NASA Day of Remembrance, Honoring the Brave People Who Lost Their Lives in the Pursuit of Space Exploration

Day of Remembrance
NASA Administrator Charles Bolden and his wife Alexis lay a wreath at Arlington National Cemetery
photo by Joel Kowsky via NASA

Today NASA observes its Day of Remembrance, a day to honor people who have lost their lives in the name of space exploration while in line of service to NASA.

President Barack Obama issued a statement in observance of this year’s Day of Remembrance.

Despite the dangers [of space travel], we continue to reach for the stars, study the wonders of the universe, and learn more about the planet we call home. As a country, we support the innovators hard at work on the next generation of cutting-edge research and innovation. We seek to inspire the young people pursuing careers in science, technology, engineering, and mathematics.
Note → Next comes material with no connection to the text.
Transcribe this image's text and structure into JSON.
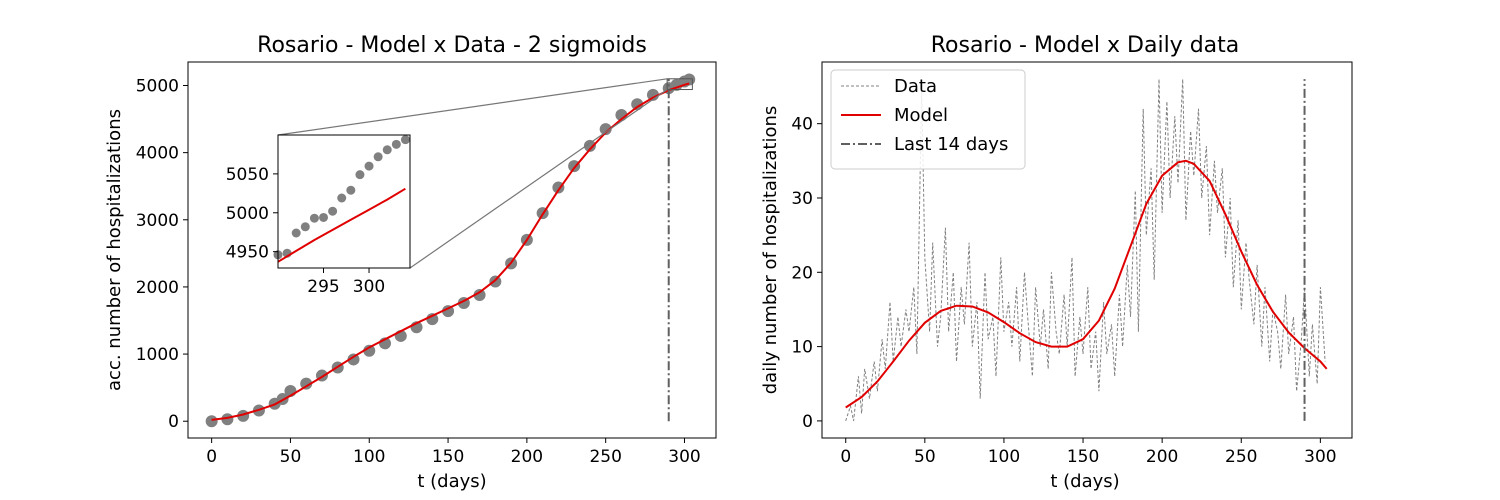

From new partnerships with private industry to the development of groundbreaking inventions that Americans will take with them into the Solar System and eventually to Mars, we will continue our journey of discovery.

With every challenge overcome, with every mission safely accomplished, we honor those who gave their lives for the cause of exploration. We will continue to build on their discoveries and their technical achievements, and guided by their courage and determination, to lead the world in exploring the mysteries of space.
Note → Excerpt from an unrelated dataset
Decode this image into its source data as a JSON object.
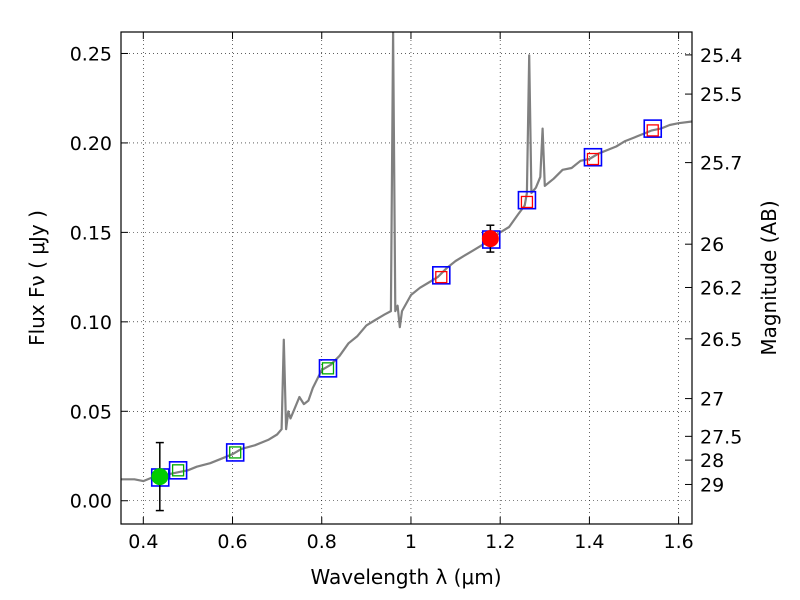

Virgil “Gus” Grissom, Edward White, and Roger Chaffee of the Apollo 1 mission were killed when a fire broke out during preflight testing on the launch pad on January 27, 1967.

Apollo 1
photo via NASA

Twenty-nine years ago today, on January 28, 1986, engine failure caused the destruction of the Shuttle Challenger mere moments after launch, killing all seven crewmembers onboard: Francis R. Scobee, Michael J. Smith, Judith A. Resnik, Ellison S. Onizuka, Ronald E. McNair, Gregory B. Jarvis, and Sharon Christa McAuliffe.

Challenger Crew
photo via NASA

On February 1, 2003, the Columbia disintegrated over Texas and Louisiana while reentering Earth’s atmosphere due to a piece of foam shedding from the shuttle and damaging the left wing. The seven crewmembers on the shuttle—Rick D. Husband, William C. McCool, David Brown, Laurel Blair Salton Clark, Michael P. Anderson, Kalpana Chawla, as well as Israel’s first astronaut, Ilan Ramon—all perished.